The tobacco tax bill is an essential step toward providing coverage for more of Maryland's uninsured.

As representatives of the citizens of this state, Gov. Martin O'Malley and Senate President Thomas V. Mike Miller have an obligation to ensure that this bill is voted on during this session.

Leah Gitajn


The writer is a student at the University of Maryland School of Medicine.

Real estate loophole costs state millions

While I applaud The Sun and the Maryland legislature for tackling the issue of transfer and recordation taxes, I think both have missed a critical consequence of the current law ("Realty tax loophole costs state millions," March 14).

As the director of research and policy for the Community Law Center, I focus on predatory and deceptive residential real estate transactions.

I have determined that real estate investors dealing in residential property frequently use and abuse the limited-liability company laws to further deceptions and frauds.

Most consumers pay transfer and recordation taxes when they buy and sell residential real estate.

As a practical matter, the LLC loophole permits a change of ownership without transfer of title.

Thus it not only enables investors to escape the transfer and recordation tax but also shields the transaction from the public detection that public records of land transactions allow.
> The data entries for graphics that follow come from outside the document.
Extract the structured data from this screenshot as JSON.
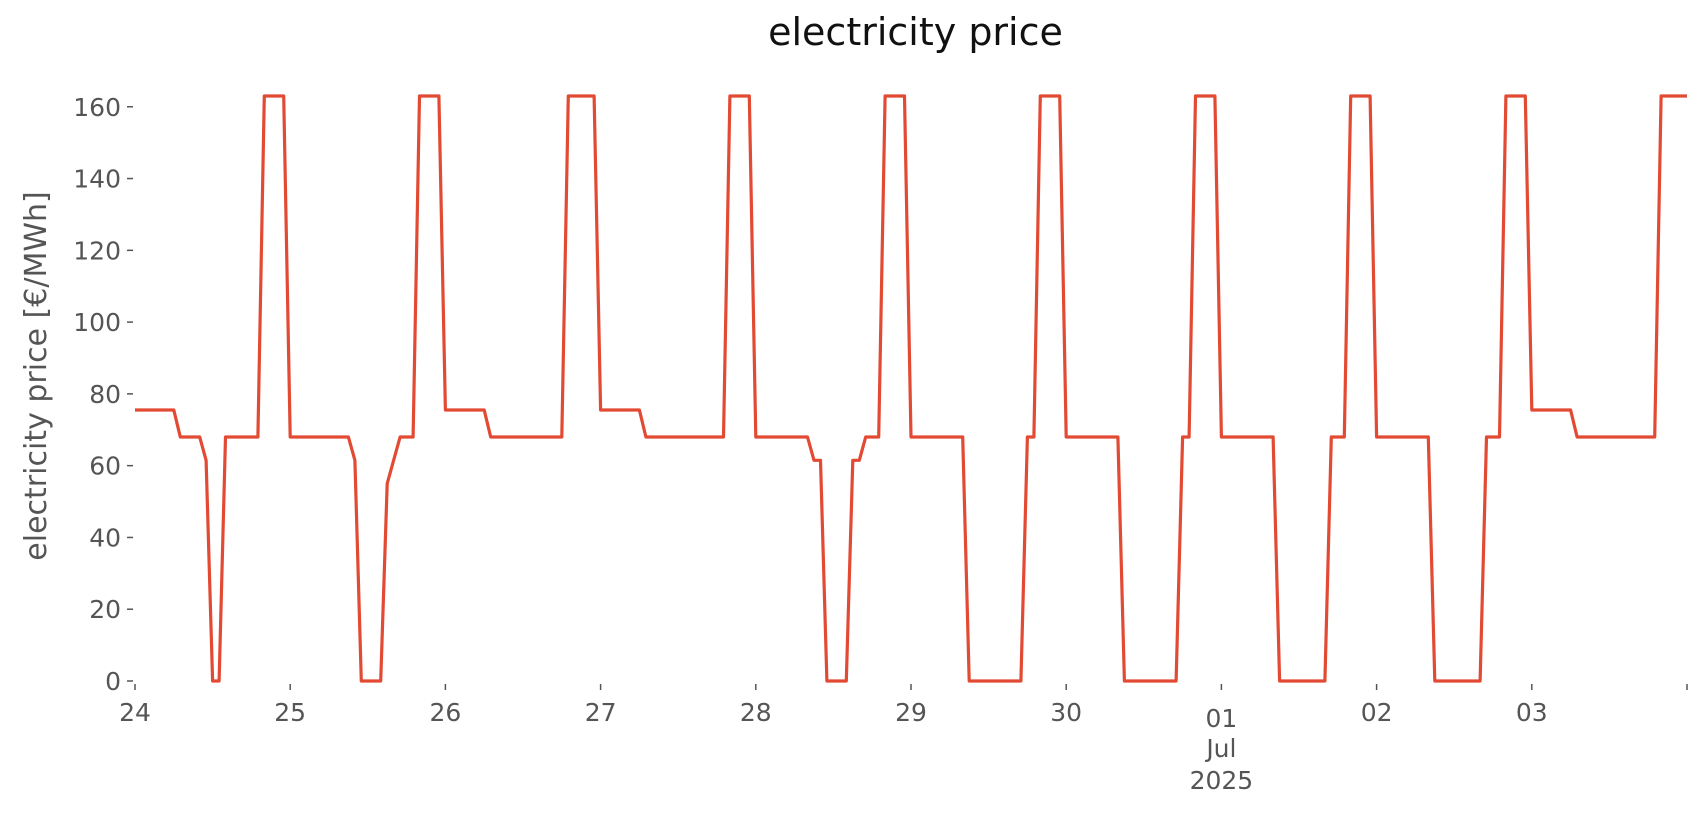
{
  "chart_data": {
    "type": "line",
    "title": "electricity price",
    "xlabel": "",
    "ylabel": "electricity price [€/MWh]",
    "ylim": [
      0,
      163
    ],
    "xlim": [
      "2025-06-24 00:00",
      "2025-07-04 00:00"
    ],
    "grid": false,
    "colors": {
      "line": "#E24A33",
      "text": "#555555",
      "title": "#111111"
    },
    "y_ticks": [
      {
        "value": 0,
        "label": "0"
      },
      {
        "value": 20,
        "label": "20"
      },
      {
        "value": 40,
        "label": "40"
      },
      {
        "value": 60,
        "label": "60"
      },
      {
        "value": 80,
        "label": "80"
      },
      {
        "value": 100,
        "label": "100"
      },
      {
        "value": 120,
        "label": "120"
      },
      {
        "value": 140,
        "label": "140"
      },
      {
        "value": 160,
        "label": "160"
      }
    ],
    "x_ticks": [
      {
        "x": "2025-06-24 00:00",
        "label": "24"
      },
      {
        "x": "2025-06-25 00:00",
        "label": "25"
      },
      {
        "x": "2025-06-26 00:00",
        "label": "26"
      },
      {
        "x": "2025-06-27 00:00",
        "label": "27"
      },
      {
        "x": "2025-06-28 00:00",
        "label": "28"
      },
      {
        "x": "2025-06-29 00:00",
        "label": "29"
      },
      {
        "x": "2025-06-30 00:00",
        "label": "30"
      },
      {
        "x": "2025-07-01 00:00",
        "label": "01",
        "sublabels": [
          "Jul",
          "2025"
        ]
      },
      {
        "x": "2025-07-02 00:00",
        "label": "02"
      },
      {
        "x": "2025-07-03 00:00",
        "label": "03"
      },
      {
        "x": "2025-07-04 00:00",
        "label": ""
      }
    ],
    "series": [
      {
        "points": [
          [
            "2025-06-24 00:00",
            75.5
          ],
          [
            "2025-06-24 06:00",
            75.5
          ],
          [
            "2025-06-24 07:00",
            68
          ],
          [
            "2025-06-24 10:00",
            68
          ],
          [
            "2025-06-24 11:00",
            61.5
          ],
          [
            "2025-06-24 12:00",
            0
          ],
          [
            "2025-06-24 13:00",
            0
          ],
          [
            "2025-06-24 14:00",
            68
          ],
          [
            "2025-06-24 19:00",
            68
          ],
          [
            "2025-06-24 20:00",
            163
          ],
          [
            "2025-06-24 23:00",
            163
          ],
          [
            "2025-06-25 00:00",
            68
          ],
          [
            "2025-06-25 09:00",
            68
          ],
          [
            "2025-06-25 10:00",
            61.5
          ],
          [
            "2025-06-25 11:00",
            0
          ],
          [
            "2025-06-25 14:00",
            0
          ],
          [
            "2025-06-25 15:00",
            55
          ],
          [
            "2025-06-25 17:00",
            68
          ],
          [
            "2025-06-25 19:00",
            68
          ],
          [
            "2025-06-25 20:00",
            163
          ],
          [
            "2025-06-25 23:00",
            163
          ],
          [
            "2025-06-26 00:00",
            75.5
          ],
          [
            "2025-06-26 06:00",
            75.5
          ],
          [
            "2025-06-26 07:00",
            68
          ],
          [
            "2025-06-26 18:00",
            68
          ],
          [
            "2025-06-26 19:00",
            163
          ],
          [
            "2025-06-26 23:00",
            163
          ],
          [
            "2025-06-27 00:00",
            75.5
          ],
          [
            "2025-06-27 06:00",
            75.5
          ],
          [
            "2025-06-27 07:00",
            68
          ],
          [
            "2025-06-27 19:00",
            68
          ],
          [
            "2025-06-27 20:00",
            163
          ],
          [
            "2025-06-27 23:00",
            163
          ],
          [
            "2025-06-28 00:00",
            68
          ],
          [
            "2025-06-28 08:00",
            68
          ],
          [
            "2025-06-28 09:00",
            61.5
          ],
          [
            "2025-06-28 10:00",
            61.5
          ],
          [
            "2025-06-28 11:00",
            0
          ],
          [
            "2025-06-28 14:00",
            0
          ],
          [
            "2025-06-28 15:00",
            61.5
          ],
          [
            "2025-06-28 16:00",
            61.5
          ],
          [
            "2025-06-28 17:00",
            68
          ],
          [
            "2025-06-28 19:00",
            68
          ],
          [
            "2025-06-28 20:00",
            163
          ],
          [
            "2025-06-28 23:00",
            163
          ],
          [
            "2025-06-29 00:00",
            68
          ],
          [
            "2025-06-29 08:00",
            68
          ],
          [
            "2025-06-29 09:00",
            0
          ],
          [
            "2025-06-29 17:00",
            0
          ],
          [
            "2025-06-29 18:00",
            68
          ],
          [
            "2025-06-29 19:00",
            68
          ],
          [
            "2025-06-29 20:00",
            163
          ],
          [
            "2025-06-29 23:00",
            163
          ],
          [
            "2025-06-30 00:00",
            68
          ],
          [
            "2025-06-30 08:00",
            68
          ],
          [
            "2025-06-30 09:00",
            0
          ],
          [
            "2025-06-30 17:00",
            0
          ],
          [
            "2025-06-30 18:00",
            68
          ],
          [
            "2025-06-30 19:00",
            68
          ],
          [
            "2025-06-30 20:00",
            163
          ],
          [
            "2025-06-30 23:00",
            163
          ],
          [
            "2025-07-01 00:00",
            68
          ],
          [
            "2025-07-01 08:00",
            68
          ],
          [
            "2025-07-01 09:00",
            0
          ],
          [
            "2025-07-01 16:00",
            0
          ],
          [
            "2025-07-01 17:00",
            68
          ],
          [
            "2025-07-01 19:00",
            68
          ],
          [
            "2025-07-01 20:00",
            163
          ],
          [
            "2025-07-01 23:00",
            163
          ],
          [
            "2025-07-02 00:00",
            68
          ],
          [
            "2025-07-02 08:00",
            68
          ],
          [
            "2025-07-02 09:00",
            0
          ],
          [
            "2025-07-02 16:00",
            0
          ],
          [
            "2025-07-02 17:00",
            68
          ],
          [
            "2025-07-02 19:00",
            68
          ],
          [
            "2025-07-02 20:00",
            163
          ],
          [
            "2025-07-02 23:00",
            163
          ],
          [
            "2025-07-03 00:00",
            75.5
          ],
          [
            "2025-07-03 06:00",
            75.5
          ],
          [
            "2025-07-03 07:00",
            68
          ],
          [
            "2025-07-03 19:00",
            68
          ],
          [
            "2025-07-03 20:00",
            163
          ],
          [
            "2025-07-04 00:00",
            163
          ]
        ]
      }
    ]
  }
}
This can lead to a loss of property tax revenue because assessors are sometimes unaware of a property's true resale value.

Many LLC investors deal in multiple properties each year and save considerable sums by avoiding the recordation and transfer taxes.

Based on the Department of Legislative Services analysis, the Senate bill, which would only apply to real estate transactions worth more than $500,000, would produce for the state well in excess of $7 million in additional revenue for fiscal 2008 and more than $14 million annually thereafter.

At the local level, the additional revenues would exceed $24 million in fiscal 2008 and $48 million thereafter.

Clearly, if the threshold were eliminated and all real estate transactions were subjected to the transfer and recordation taxes most people are required to pay, these revenues would be even higher.

Robert J. Strupp


Protest pay raise for city officials

Now is the time for all concerned Baltimoreans to follow the lead of the writer of the letter "Part-time council deserves no raise" (March 19) and raise their voices in vociferous protest against the proposed 18 percent to 26 percent pay raises for 17 city elected officials, especially the 15 who are on the City Council.

Who knows - maybe if enough folks howl in protest, some council members might even be emboldened to speak out against the proposed raises and enhance their stature as true public servants who are not simply gorging themselves at the public trough.

If the public doesn't rise up, council members are likely to go through the motions of a perfunctory debate among themselves and let the raises occur without having to embarrass themselves by voting for the proposal.

Council members may not have had a raise since 2000, but the huge increases they received at that time (to $48,000 for council members and $80,000 for the council president) put them well above the pay for every other part-time council in the state and almost every other one in the nation.